The Mercy, 2018.
Directed by James Marsh.
Starring Colin Firth, Rachel Weisz, David Thewlis, Ken Stott, and Mark Gatiss.
When amateur sailor Donald Crowhurst (Colin Firth) decides that there must be more to life than failed entrepreneurial endeavors, he sets out on a solo mission to circumnavigate the globe, against the wishes of his wife (Rachel Weisz), and the better judgment of almost everyone in the sailing community.
Anyone expecting a similar journey to J.C. Chandor’s stripped back survival drama All Is Lost might be surprised to learn that this based on a true story biopic is more of an existential drift on the high seas than race-against-time drama. It asks the same questions about morality and legacy, but does so in a much more genteel fashion.
An absence of thrills and spills is not detrimental to The Mercy, for the fascination lays within the story, and not necessarily what’s going on with Crowhurst as he deals with the mounting issues of being out-of-his-depth, but the effect it has on those back home.
It’s on land that Rachel Weisz becomes the heart of the movie.

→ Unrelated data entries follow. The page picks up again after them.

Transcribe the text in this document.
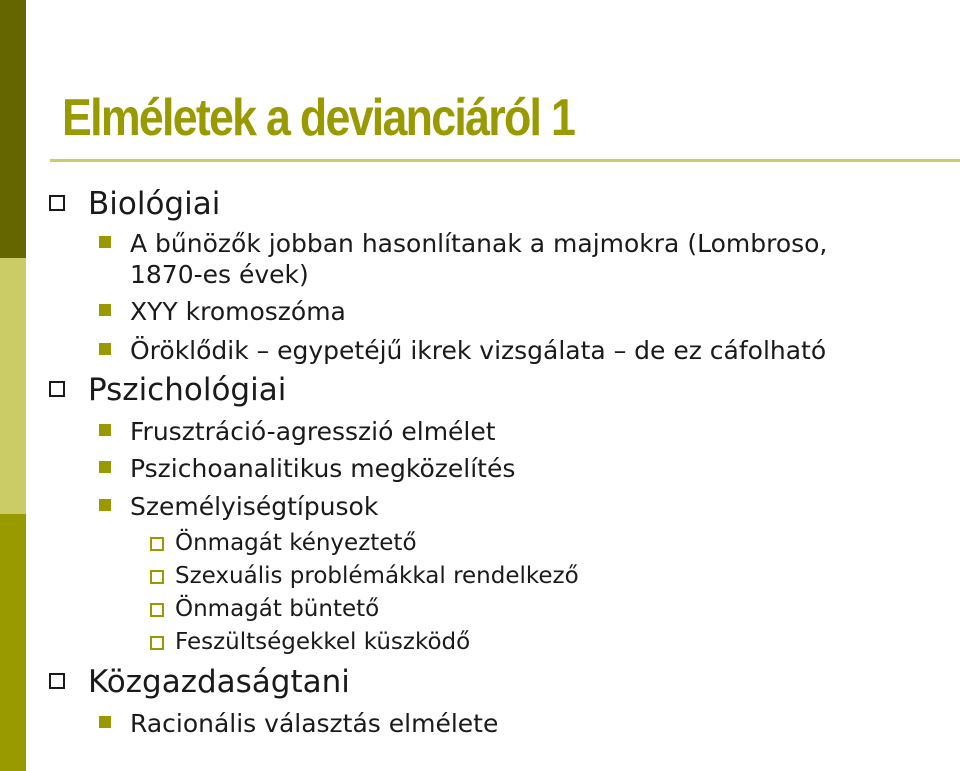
Elméletek a devianciáról 1
Biológiai
A bűnözők jobban hasonlítanak a majmokra (Lombroso,
1870-es évek)
XYY kromoszóma
Öröklődik – egypetéjű ikrek vizsgálata – de ez cáfolható
Pszichológiai
Frusztráció-agresszió elmélet
Pszichoanalitikus megközelítés
Személyiségtípusok
Önmagát kényeztető
Szexuális problémákkal rendelkező
Önmagát büntető
Feszültségekkel küszködő
Közgazdaságtani
Racionális választás elmélete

Behind every phone call home from his increasingly dire situation, she takes an unspoken emotional burden from him, shifting the weight of his troubles and the ramifications it might have onto her shoulders. Weisz is so beautifully understated, and during a scene in which she attacks the press for the role they’ve played in Donald’s plight, delivers a speech more powerful than anything else in the movie.
That brings us to the action on The Teingmouth Election, which is where The Mercy doesn’t work as well, especially during a couple of misjudged sequences in which Crowhurst goes a bit Colonel Kurtz, seeing horses appear in the water and dressing himself in seaweed.
Everything feels a little too surface level and sanitised to truly depict an insecure man’s descent into madness. It’s incredibly twee, as if The Theory of Everything director James Marsh should have taken a larger side step from that project, venturing into the darker depths of his subject matters, like he’d done previously with documentaries Man on Wire (2008) and Project Nim (2011).
There are some great supporting performances from the likes of David Thewlis and Ken Stott, who combine with Weisz to add an emotional depth that is perhaps lacking in Firth’s central turn, but the biggest takeaway from The Mercy is that it’s a true-story, which while fascinating and unavoidably emotional towards the resolution, sends you on your own Wikipedia journey to fill in the blanks of a wishy-washy film.